A Eynan-Mallaha, site archéologique dans le nord de l’actuelle Israël, des prétendus appeaux de la culture Natoufienne datant d’au moins 12.000 ans ont été retrouvés.
Des archéologues ont découvert les plus anciens instruments à vent du Proche-Orient, de petites flûtes utilisées il y a plus de 12.000 ans pour imiter le cri d’une espèce de rapaces qui jouait un rôle clé dans la culture des populations locales.
« Mais bon sang, c’est une flûte! », s’est exclamé l’archéologue Laurent Davin en découvrant l’an dernier que les sept objets excavés, pour le plus ancien en 1998, étaient des instruments à vent. « C’étaient des os d’oiseaux, rangés comme tels après la fouille, parmi un millier d’autres », et qui une fois réexaminés par l’archéologue ont livré leur secret. Le lieu de la découverte, Eynan-Mallaha, un site archéologique dans le nord de l’actuelle Israël, accueillait la culture Natoufienne il y a de cela 12.000 à 15.000 ans.
« Homo sapiens avait jusque-là toujours été mobile. Les chasseurs-cueilleurs de cette culture amorcent un changement majeur en devenant sédentaires », raconte Laurent Davin, rattaché à l’Université hébraïque de Jérusalem, principal auteur de l’étude parue jeudi dans Nature Scientific Reports avec Jose-Miguel Tejero, de l’Université de Vienne.
L’objet, minuscule, était facile à ignorer. Prélevé sur l’aile d’une poule d’eau, l’os mesure moins de dix centimètres de long, et est percé de petits orifices difficiles à distinguer sur le conduit, qui fait moins d’un demi-centimètre de diamètre.

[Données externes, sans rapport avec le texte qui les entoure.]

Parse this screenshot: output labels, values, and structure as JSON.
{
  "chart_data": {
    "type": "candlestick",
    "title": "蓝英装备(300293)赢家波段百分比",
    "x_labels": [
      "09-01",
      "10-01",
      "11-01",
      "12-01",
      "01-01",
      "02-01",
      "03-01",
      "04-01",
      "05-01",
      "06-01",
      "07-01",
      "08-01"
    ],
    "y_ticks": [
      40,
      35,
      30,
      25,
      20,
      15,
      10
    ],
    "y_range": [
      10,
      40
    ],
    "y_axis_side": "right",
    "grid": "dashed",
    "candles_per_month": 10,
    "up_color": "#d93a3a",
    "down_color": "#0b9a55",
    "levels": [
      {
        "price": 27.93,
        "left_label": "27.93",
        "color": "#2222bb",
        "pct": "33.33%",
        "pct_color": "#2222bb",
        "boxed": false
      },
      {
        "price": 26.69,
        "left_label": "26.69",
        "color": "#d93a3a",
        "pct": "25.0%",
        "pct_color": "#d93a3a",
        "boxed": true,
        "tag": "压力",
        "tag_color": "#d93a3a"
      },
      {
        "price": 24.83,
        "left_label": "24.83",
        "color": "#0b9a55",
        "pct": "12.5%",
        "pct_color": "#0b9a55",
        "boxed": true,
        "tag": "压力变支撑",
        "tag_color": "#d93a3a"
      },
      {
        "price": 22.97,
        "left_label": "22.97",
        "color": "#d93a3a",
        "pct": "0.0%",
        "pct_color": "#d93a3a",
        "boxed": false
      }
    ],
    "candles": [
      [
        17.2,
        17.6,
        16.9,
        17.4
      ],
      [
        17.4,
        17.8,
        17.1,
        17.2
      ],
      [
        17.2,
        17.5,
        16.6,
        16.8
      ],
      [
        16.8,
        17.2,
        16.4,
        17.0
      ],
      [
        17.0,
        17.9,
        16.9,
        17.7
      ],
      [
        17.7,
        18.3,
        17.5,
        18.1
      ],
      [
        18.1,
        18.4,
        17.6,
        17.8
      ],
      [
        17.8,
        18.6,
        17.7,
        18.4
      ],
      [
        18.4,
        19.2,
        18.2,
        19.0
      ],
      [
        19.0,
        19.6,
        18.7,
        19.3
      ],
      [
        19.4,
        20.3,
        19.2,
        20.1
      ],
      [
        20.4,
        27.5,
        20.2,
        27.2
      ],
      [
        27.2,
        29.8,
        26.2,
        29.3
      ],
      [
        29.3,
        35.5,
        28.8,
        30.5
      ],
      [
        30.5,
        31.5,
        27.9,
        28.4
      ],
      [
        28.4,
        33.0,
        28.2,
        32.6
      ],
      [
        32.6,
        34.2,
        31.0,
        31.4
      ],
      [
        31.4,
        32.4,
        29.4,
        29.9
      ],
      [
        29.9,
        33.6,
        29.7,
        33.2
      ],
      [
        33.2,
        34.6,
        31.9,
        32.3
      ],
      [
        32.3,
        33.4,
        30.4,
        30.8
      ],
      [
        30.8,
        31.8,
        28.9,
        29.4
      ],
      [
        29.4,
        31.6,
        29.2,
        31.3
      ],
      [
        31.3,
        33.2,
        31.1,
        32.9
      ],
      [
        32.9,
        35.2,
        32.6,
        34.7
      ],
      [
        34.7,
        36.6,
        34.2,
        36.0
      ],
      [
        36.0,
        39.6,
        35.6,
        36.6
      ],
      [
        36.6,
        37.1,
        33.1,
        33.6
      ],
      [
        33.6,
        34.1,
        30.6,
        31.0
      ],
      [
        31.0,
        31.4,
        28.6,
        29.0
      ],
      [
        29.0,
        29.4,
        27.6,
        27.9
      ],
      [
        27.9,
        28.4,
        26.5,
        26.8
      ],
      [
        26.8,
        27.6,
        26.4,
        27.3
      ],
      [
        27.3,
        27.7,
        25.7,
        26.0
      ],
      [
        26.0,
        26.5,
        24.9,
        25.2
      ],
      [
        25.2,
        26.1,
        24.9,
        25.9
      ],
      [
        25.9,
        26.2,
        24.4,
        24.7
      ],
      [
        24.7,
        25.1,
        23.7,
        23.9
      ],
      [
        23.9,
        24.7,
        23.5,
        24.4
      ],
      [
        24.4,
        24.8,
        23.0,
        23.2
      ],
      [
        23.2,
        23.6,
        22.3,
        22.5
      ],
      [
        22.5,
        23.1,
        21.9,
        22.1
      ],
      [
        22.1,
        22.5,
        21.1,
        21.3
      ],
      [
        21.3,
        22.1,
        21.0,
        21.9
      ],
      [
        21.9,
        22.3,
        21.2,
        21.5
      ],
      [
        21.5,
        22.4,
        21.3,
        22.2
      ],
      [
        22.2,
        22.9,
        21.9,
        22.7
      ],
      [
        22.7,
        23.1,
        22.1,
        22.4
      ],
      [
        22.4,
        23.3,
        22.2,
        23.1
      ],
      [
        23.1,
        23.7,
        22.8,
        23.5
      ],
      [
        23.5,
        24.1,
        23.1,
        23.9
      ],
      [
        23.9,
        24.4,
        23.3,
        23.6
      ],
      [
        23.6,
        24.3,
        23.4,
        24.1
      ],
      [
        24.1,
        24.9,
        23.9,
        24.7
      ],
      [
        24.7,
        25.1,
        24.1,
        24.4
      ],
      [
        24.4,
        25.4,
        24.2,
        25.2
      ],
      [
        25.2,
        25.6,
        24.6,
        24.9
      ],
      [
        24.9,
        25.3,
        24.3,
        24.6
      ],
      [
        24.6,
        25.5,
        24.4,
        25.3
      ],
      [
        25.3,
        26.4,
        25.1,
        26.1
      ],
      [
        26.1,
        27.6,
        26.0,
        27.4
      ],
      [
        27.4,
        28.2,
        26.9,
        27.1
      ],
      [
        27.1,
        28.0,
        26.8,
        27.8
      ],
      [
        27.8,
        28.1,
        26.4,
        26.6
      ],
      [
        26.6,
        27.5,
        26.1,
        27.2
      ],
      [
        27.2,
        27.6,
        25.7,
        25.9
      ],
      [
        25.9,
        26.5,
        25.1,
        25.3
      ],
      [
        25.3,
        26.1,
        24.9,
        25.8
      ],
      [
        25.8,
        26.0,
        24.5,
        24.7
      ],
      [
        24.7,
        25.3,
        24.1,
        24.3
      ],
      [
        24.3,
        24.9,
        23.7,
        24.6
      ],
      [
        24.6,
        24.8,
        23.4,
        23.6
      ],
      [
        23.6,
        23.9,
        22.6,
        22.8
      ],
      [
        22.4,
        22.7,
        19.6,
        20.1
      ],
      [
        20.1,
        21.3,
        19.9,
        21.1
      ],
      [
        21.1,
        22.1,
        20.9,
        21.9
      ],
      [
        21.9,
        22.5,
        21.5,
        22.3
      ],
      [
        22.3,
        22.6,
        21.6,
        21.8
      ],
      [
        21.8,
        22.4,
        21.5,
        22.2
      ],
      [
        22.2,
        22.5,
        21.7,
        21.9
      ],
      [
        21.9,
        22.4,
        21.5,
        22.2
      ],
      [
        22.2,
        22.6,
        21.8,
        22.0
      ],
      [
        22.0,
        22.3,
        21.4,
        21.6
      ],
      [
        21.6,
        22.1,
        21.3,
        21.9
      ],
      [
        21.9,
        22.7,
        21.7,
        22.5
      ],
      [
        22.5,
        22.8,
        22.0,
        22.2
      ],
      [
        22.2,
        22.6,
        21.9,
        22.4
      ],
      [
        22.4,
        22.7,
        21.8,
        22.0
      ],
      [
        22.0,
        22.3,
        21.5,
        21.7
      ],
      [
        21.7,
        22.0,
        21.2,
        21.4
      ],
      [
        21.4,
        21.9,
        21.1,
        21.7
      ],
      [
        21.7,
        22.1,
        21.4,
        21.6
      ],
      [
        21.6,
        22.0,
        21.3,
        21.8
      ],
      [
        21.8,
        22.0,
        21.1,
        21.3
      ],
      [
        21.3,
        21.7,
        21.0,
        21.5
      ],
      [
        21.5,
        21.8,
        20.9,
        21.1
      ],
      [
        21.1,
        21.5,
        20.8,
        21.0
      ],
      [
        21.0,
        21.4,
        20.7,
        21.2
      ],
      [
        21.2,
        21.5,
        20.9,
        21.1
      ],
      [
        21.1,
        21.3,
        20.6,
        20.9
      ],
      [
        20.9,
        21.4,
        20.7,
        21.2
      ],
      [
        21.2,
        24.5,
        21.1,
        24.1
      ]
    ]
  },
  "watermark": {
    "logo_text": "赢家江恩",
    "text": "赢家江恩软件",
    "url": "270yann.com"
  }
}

Les artisans avaient « une certaine notion de l’acoustique », ils avaient compris que « plus le conduit d’air est étroit, plus le son est aigu », raconte l’archéologue. Avec pour résultat, lorsqu’on souffle dans l’objet, d’« imiter le chant des rapaces ».
Des appeaux?
Pour s’en assurer, les chercheurs ont réalisé, au laboratoire vétérinaire de Nantes, une réplique exacte des flûtes d’Eynan-Mallaha à l’aide d’un os d’aile de canard, travaillé avec un silex. Et ont comparé le son produit avec celui de plus de soixante espèces d’oiseaux chassés par les Natoufiens et dont les restes ont été trouvés sur le site. « L’analyse spectrale a coïncidé exactement avec celle des faucons », indique Laurent Davin. C’est l’instrument imitant le chant d’un oiseau le plus ancien connu à ce jour, selon le scientifique.
Le rapace identifié avait un rôle visiblement important dans la culture des Natoufiens, leurs serres étant utilisées comme ornement de parure. Hypothèse confortée par la découverte de figurines d’oiseaux en argile dont au moins une représente clairement un rapace (ces travaux feront l’objet d’une publication).
Les flûtes ont pu servir d’appeau pour chasser ces oiseaux, mais les chercheurs remarquent que le site contient peu de restes de tels volatiles. L’hypothèse de leur utilisation pour la fauconnerie est quant à elle très difficile à prouver.
Restait celle de leur « intégration dans des pratiques musicales, et ça, c’est quelque chose dont on a énormément d’exemples en ethnographie », explique Laurent Davin. Comme chez les Indiens des plaines, aujourd’hui encore aux États-Unis, qui utilisent dans des cérémonies des flûtes fabriquées à partir d’os d’aigles. C’est aussi par exemple le cas « en Papouasie Nouvelle-Guinée où les chants d’oiseaux de la forêt sont inclus dans les cérémonies », poursuit l’archéologue.
La « découverte » fortuite de ces instruments à Eynan-Mallaha devrait mener à un réexamen des autres collections d’os dans la région. « Il est fort probable qu’on en trouve ailleurs au Proche-Orient », conclut le chercheur.